Tudo isso é um jogo minuciosamente engendrado (lembra das dezenas de vezes que você já leu sobre como os supermercados dispõem cores, prateleiras e seções ao longo de suas lojas para lhe direcionar a atenção?) e que exige mais, muito mais da sua atenção, bom senso e organização quando você chega cansado do trabalho e vai abrir as correspondências para pagamento no dia seguinte; quando você chega estressado porque o dia não rendeu o dinheiro que você precisava; quando você abre a conta e se lembra que tem mais um material escolar pra pagar, etc etc etc.


Ou seja: aproveitam-se dos detalhes, das fragilidades do "inimigo consumidor" - que deveria ser um parceiro negocial!

E é aí que entra (ou sai...) a BOA FÉ OBJETIVA, uma norma-princípio advinda da leitura ética dos comportamentos comerciais, consumeristas, enfim, de qualquer relação social, e que dentro do atual Código Civil e do Código de Defesa do Consumidor - sem esquecer das profundíssimas raízes constitucionais, partindo dos Princípios da Solidariedade, da Dignidade da Pessoa Humana, da Atividade Econômica socialmente responsável... - pode ser invocada como verdadeira norma de natureza jurídica (ou seja, com força cogente, com o sustento da coercibilidade estatal):

A exigência de tratar o seu parceiro contratual com esclarecimento, sem se utilizar de subterfúgios para dominá-lo, sendo ostensivo nas informações, empregando mecanismos para conscientizá-lo do que seria uma conduta mais adequada à sua situação econômica, como proceder em determinadas situações... A moderna Boa Fé Objetiva é a ideia de que não basta ao fornecedor  responder corretamente o que foi perguntado, mas lhe cabe ir além, mostrando os prós e os contras de determinadas medidas que podem ser tomadas nas diferentes circunstâncias.
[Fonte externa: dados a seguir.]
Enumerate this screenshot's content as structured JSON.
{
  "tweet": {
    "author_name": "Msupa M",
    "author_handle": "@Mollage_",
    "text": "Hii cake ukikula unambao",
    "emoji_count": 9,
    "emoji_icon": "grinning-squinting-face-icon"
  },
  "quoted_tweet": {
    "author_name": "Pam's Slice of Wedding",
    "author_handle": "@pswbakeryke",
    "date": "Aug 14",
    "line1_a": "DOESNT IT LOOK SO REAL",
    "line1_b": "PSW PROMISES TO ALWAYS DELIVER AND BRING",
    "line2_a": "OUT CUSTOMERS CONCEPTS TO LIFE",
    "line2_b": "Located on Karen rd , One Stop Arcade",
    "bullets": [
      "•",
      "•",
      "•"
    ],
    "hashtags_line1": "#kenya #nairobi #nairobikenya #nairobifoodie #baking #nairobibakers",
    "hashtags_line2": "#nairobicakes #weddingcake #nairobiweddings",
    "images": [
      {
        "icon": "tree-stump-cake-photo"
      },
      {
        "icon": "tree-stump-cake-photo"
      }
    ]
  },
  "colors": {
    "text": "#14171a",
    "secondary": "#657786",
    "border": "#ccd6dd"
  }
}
Art.1º [Constituição Federal de 1988]. A República Federativa do Brasil (...) tem como fundamentos:
III- a dignidade da pessoa humana 
Art.3º [CF/88]. Constituem-se objetivos fundamentais da República Federativa do Brasil:
I- construir uma sociedade livre, justa e solidária. 
Art.5º [CF/88]. omissisXXXII- o Estado promoverá, na forma da lei, a defesa do consumidor 
Art.170 [CF/88]. A ordem econômica, fundada na valorização do trabalho humano e na livre iniciativa, tem por fim assegurar a todos existência digna, conforme os ditames da justiça social, observados os seguintes princípios:
V- defesa do consumidor
 Art.113 [Código Civil 2002]. Os negócios jurídicos devem ser interpretados conforme a boa-fé e os usos do lugar de sua celebração.
Art.422 [CC/02]. Os contratantes são obrigados a guardar, assim na conclusão do contrato, como em sua execução, os princípios de probidade e boa-fé. 
Art.4º [ Código de Defesa do Consumidor]. Art. 4º A Política Nacional das Relações de Consumo tem por objetivo o atendimento das necessidades dos consumidores, o respeito à sua dignidade, saúde e segurança, a proteção de seus interesses econômicos, a melhoria da sua qualidade de vida, bem como a transparência e harmonia das relações de consumo, atendidos os seguintes princípios:
III- harmonização dos interesses dos participantes das relações de consumo e compatibilização da proteção do consumidor com a necessidade de desenvolvimento econômico e tecnológico, de modo a viabilizar os princípios nos quais se funda a ordem econômica (art. 170, da Constituição Federal), sempre com base na boa-fé e equilíbrio nas relações entre consumidores e fornecedores; 
Art.51 [CDC]. São nulas de pleno direito, entre outras, as cláusulas contratuais relativas ao fornecimento de produtos e serviços que: 
IV - estabeleçam obrigações consideradas iníquas, abusivas, que coloquem o consumidor em desvantagem exagerada, ou sejam incompatíveis com a boa-fé ou a eqüidade;
O contrário de tudo aquilo que se tem visto.